McDonald’s started when Maurice and Richard (Mac and Dick) were invited by their father, Patrick McDonald, to help flip burgers at his diner, the Airdrome, which the brothers rebranded in 1940 as their namesake.
The two spent almost ten years tinkering with their business before they introduced the “Speedee Service System”—techniques that were pulled from the factory assembly line to serve customers quickly.
The McDonald clan ran their single-location hamburger stand for almost 20 years before Ray Kroc came along, asking to franchise the concept. Mac and Dick had the skills to create a successful one-location business, but it was Kroc who took their modest restaurant and made it world famous.
What Got You Here Won’t Get You There
Three skills are essential to survival as a start-up that you must eventually “unlearn” to grow a business. While these talents are prerequisites for getting a business off the ground, they become a liability as time goes on.
1. Flexibility
In the early days, when cash is scarce, you need to be flexible. Instead of hiring full-time employees, you may need to subcontract work to a partner. This arrangement works well as you pay subcontractors only when you have work, and they pay their expenses.
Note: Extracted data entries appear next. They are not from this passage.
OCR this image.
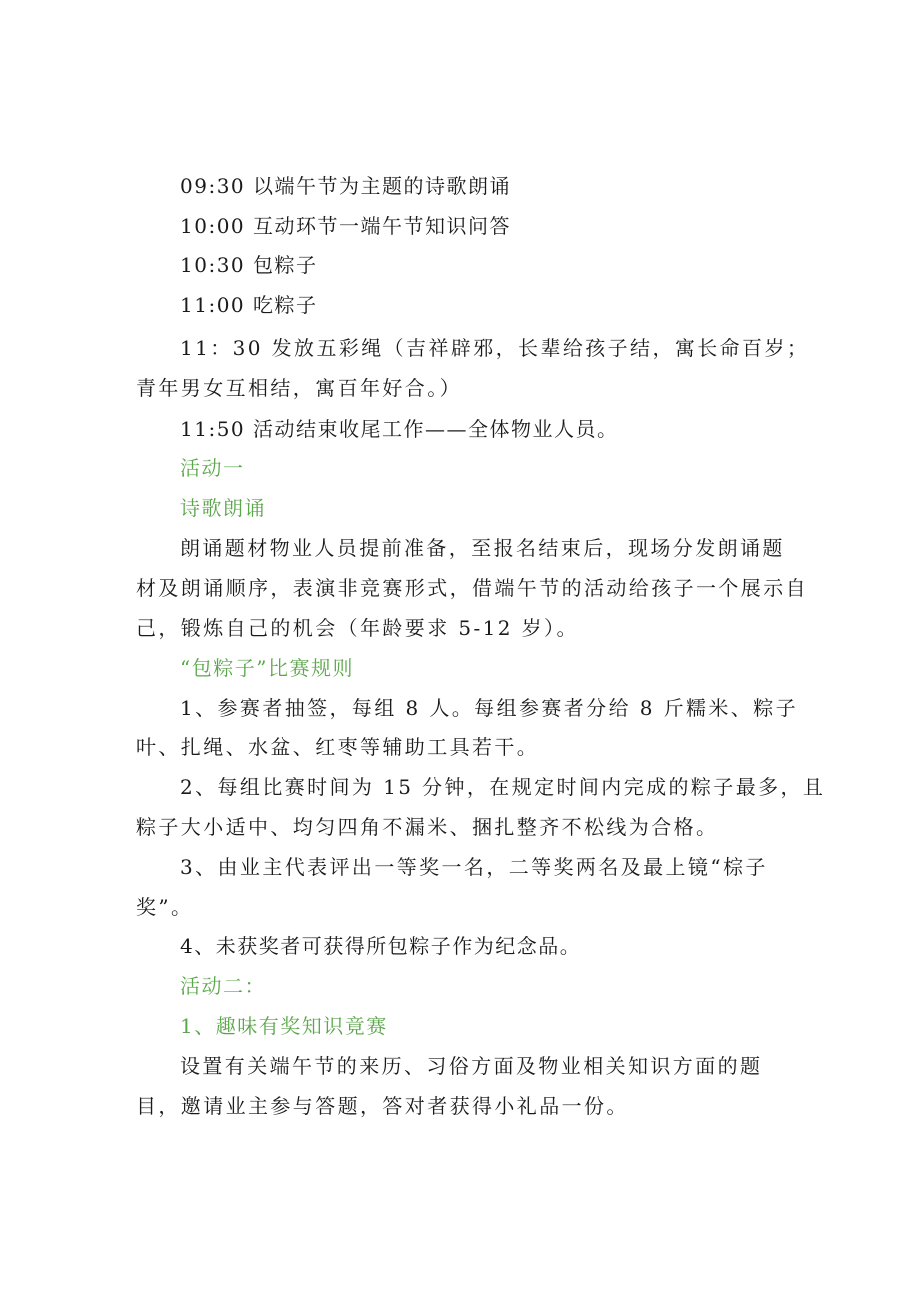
09:30 以端午节为主题的诗歌朗诵
10:00 互动环节一端午节知识问答
10:30 包粽子
11:00 吃粽子
11：30 发放五彩绳（吉祥辟邪，长辈给孩子结，寓长命百岁；
青年男女互相结，寓百年好合。）
11:50 活动结束收尾工作——全体物业人员。
活动一
诗歌朗诵
朗诵题材物业人员提前准备，至报名结束后，现场分发朗诵题
材及朗诵顺序，表演非竞赛形式，借端午节的活动给孩子一个展示自
己，锻炼自己的机会（年龄要求 5-12 岁）。
“包粽子”比赛规则
1、参赛者抽签，每组 8 人。每组参赛者分给 8 斤糯米、粽子
叶、扎绳、水盆、红枣等辅助工具若干。
2、每组比赛时间为 15 分钟，在规定时间内完成的粽子最多，且
粽子大小适中、均匀四角不漏米、捆扎整齐不松线为合格。
3、由业主代表评出一等奖一名，二等奖两名及最上镜“棕子
奖”。
4、未获奖者可获得所包粽子作为纪念品。
活动二：
1、趣味有奖知识竟赛
设置有关端午节的来历、习俗方面及物业相关知识方面的题
目，邀请业主参与答题，答对者获得小礼品一份。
You also stay flexible when dealing with customers. If you’re just starting up, you’re likely not in a position to dictate to your prospects, so you listen carefully and adjust as necessary to suit their needs.
Instead of setting up a physical location, you may create a makeshift office by patching together a home office or working out of a coffee shop.
All of this bootstrapping allows you to get your business off the ground on a shoestring budget. The problem is that being too flexible can start to become a liability. Your contract employees may have other clients and can’t be at your beck and call when you need them. Your customers may start to ask for so much customization that the only person in your company with the technical skills to fulfill their special requests is you. And, eventually, a customer will want to see where you work and may think less of you if your office is your car.
Flexibility, a prerequisite in the beginning, actually becomes a liability as you grow.
2. Thrift
If you’re self-financing your business, you have no choice but to make it profitable from day one. If it doesn’t make you money today, you don’t do it.
This discipline of getting an instant return on cash invested allows us to get a business off the ground. Still, the problem with fixating on immediate profit is that it can undermine your ability to grow.
For example, redesigning your website won’t make you more profitable this month, but it could be a necessary investment to attract larger contracts from more significant customers in the future.
It’s true that you should never overlook profitability entirely, but it is a good idea to place an equal emphasis on top and bottom-line results—even if the investment doesn’t pay off right away.
3. Self-reliance
With no money or people to delegate to, a new business owner gets things done on her own. Many of us grow to like the control of doing things our way and fear things might get messed up if we give them to someone else.
Since we can do every job in our company, we often just keep doing some things long after we should. But once you start generating more profit, a few extra bodies are necessary to ensure you’re managing your calendar appropriately and not wasting time.
If you’re not self-reliant in the early days, you won’t even get a business off the ground. But at some point, your inclination to roll up your sleeves and do it yourself can be what stops you from growing.
Overall, flexibility, thrift, and self-reliance are the essential ingredients of any start-up, and for your company to become a world-beater, you somehow have to unlearn those tendencies for a new set of skills.